Cet ouvrage contient cinq essais portant sur la conception qu'a Habermas de l'agir instrumental ou stratégique (souvent appelé "activité rationnelle par rapport à une fin"), et sur la nécessité, face à ce type d'agir, de rétablir des activités communicationnelles, dans lesquels les sujets puissent interagir ensemble, chercher à se comprendre par le biais du langage, pour instituer des normes communes.
Les trois premiers essais (dont le premier, le plus long, donne son nom à l'oeuvre) sont assez proches, voire parfois répétitifs, dans leur contenu. Après avoir montré que la technique moderne, dont le progrès a mis à mal les idéologies du passé, pouvait donner lieu à une nouvelle idéologie dans sa tendance technocratique à considérer que tout débat politique devenait stérile, Habermas s'interroge sur la manière dont les nouvelles connaissances scientifico-techniques pouvaient être traduites dans un langage ordinaire susceptible d'être manié par l'opinion publique. A cette question, il ne semble pas fournir de réponse précise, pas plus qu'à la question, centrale dans le troisième texte, du type de relations que doivent entretenir expertise technique et décision politique. Si Habermas refuse à la fois le technocratisme et le décisionnisme, sa thématisation d'une communauté politique qui redéfinirait ses intérêts à la lumière des acquis techniques disponibles, et d'un progrès technique qui s'orienterait différemment selon de tels intérêts, reste assez vague.

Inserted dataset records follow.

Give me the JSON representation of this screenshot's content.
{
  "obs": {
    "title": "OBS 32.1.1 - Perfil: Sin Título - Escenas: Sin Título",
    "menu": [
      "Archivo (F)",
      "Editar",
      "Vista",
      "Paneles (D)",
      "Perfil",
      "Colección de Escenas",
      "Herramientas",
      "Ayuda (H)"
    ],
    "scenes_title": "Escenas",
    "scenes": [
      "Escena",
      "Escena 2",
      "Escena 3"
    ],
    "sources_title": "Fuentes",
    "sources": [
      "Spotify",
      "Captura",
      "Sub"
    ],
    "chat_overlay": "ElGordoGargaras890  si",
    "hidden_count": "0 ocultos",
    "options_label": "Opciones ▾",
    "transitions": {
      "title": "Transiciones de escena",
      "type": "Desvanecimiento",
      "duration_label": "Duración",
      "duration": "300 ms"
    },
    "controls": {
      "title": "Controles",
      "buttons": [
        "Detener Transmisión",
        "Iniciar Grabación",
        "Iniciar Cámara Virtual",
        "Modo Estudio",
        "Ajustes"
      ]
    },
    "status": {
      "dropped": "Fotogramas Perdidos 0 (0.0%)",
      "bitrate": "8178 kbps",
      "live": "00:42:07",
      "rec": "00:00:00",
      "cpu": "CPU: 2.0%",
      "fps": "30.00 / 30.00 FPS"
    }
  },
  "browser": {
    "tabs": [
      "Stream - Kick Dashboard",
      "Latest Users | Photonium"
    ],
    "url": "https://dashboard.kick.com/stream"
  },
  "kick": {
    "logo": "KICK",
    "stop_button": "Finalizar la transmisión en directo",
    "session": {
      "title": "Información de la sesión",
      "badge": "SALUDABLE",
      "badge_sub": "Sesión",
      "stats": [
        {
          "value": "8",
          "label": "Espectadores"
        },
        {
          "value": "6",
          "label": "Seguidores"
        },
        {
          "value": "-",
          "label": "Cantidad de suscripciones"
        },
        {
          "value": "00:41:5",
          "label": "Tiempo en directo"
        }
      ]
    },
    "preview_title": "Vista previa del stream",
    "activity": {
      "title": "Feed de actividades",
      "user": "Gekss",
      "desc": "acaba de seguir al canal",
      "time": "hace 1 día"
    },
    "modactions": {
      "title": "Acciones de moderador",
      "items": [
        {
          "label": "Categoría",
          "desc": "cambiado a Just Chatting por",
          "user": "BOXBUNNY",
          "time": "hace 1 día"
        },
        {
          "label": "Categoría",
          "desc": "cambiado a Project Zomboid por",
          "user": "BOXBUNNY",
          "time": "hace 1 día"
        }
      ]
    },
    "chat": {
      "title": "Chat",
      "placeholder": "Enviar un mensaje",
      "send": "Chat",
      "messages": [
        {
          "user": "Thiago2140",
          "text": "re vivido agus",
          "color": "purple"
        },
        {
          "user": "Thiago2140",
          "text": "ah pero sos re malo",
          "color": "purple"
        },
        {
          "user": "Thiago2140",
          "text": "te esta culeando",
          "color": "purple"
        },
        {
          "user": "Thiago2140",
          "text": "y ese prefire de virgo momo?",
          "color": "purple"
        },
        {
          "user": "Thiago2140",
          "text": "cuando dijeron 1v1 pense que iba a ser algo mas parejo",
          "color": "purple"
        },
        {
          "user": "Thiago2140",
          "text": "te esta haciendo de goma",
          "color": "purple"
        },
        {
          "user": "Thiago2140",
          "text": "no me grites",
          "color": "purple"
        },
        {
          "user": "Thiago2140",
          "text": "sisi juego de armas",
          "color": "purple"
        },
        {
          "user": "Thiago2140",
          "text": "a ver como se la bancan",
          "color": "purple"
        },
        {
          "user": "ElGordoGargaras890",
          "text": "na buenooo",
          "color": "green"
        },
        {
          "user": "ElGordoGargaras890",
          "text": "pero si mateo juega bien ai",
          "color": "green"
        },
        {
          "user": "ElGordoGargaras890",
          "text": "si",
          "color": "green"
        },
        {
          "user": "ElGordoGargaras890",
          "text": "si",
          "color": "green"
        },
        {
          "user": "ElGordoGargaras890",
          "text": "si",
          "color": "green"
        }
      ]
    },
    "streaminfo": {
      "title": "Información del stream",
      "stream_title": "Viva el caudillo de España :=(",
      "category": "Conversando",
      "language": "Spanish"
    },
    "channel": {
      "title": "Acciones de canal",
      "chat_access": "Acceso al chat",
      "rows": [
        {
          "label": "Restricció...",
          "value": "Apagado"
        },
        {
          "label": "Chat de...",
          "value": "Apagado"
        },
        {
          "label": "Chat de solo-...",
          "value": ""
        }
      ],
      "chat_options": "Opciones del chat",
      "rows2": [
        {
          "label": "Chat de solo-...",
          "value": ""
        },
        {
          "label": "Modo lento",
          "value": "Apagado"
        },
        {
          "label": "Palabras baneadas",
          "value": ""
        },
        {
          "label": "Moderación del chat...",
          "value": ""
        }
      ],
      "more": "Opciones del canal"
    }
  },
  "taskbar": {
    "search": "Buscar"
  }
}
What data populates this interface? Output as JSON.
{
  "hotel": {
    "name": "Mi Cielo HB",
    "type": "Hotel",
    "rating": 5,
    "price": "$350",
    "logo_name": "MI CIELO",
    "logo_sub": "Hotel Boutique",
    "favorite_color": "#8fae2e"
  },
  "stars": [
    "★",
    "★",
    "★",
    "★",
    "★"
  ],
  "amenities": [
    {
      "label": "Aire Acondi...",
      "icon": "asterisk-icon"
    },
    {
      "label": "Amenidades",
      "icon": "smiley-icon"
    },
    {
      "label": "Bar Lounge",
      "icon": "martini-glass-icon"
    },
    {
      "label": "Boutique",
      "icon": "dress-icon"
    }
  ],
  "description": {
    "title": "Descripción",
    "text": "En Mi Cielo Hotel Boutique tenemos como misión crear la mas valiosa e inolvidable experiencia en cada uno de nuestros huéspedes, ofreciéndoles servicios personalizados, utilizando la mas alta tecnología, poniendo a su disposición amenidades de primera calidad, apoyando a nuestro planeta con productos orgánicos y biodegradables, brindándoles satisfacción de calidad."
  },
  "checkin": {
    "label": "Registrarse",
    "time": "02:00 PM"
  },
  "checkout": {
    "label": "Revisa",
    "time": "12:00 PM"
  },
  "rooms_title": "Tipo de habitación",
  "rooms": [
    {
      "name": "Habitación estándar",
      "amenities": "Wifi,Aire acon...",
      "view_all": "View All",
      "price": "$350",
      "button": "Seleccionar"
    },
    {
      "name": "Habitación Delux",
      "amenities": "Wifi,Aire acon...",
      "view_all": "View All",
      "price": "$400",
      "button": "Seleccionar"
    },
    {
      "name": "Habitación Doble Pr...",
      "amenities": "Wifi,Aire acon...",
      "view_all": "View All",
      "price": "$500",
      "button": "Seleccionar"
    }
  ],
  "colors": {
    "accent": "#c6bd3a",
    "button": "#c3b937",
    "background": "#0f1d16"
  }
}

Le quatrième texte, "Connaissance et intérêt", s'appuie sur le constat husserlien du rejet de l'idée de la "théorie pure" dans la science moderne. Si les reproches d'Habermas à l'encontre d'Husserl semblent assez rapides et peu convaincants, le texte parvient à distinguer trois formes d'intérêt dont la philosophie doit reconnaître la légitime présence à travers trois types de sciences.
Le dernier texte, "Travail et interaction. Remarques sur la philosophie de l'esprit de Hegel à Iéna", est le plus difficile de l'oeuvre, Habermas commentant la manière dont Hegel, dans des textes de jeunesse, s'oppose à la conception kantienne du sujet transcendantal. Après avoir distingué trois milieux (famille, travail, langage) dans lesquels la conscience se constituait, Habermas commente le lien entre ces différents milieux, notamment celui entre le domaine du travail, lieu de l'agir instrumental, et celui de l'interaction familiale. A cela s'ajoute une indication des raisons pour lesquelles cette tripartition aurait été mise de côté dans les textes ultérieurs de Hegel. Cet essai est à la fois d'un grand intérêt du point de vue de l'histoire de la philosophie, et de la manière dont la philosophie de Habermas s'y rapporte.
Habermas s'exprime d'une manière précise, souvent technique, nullement jargonneuse, mais sans se soucier d'expliquer suffisamment les concepts qu'il discute pour que son propos soit accessible au grand public. L'oeuvre contient de multiples références à l'histoire de la philosophie et reste donc conseillée à des connaisseurs.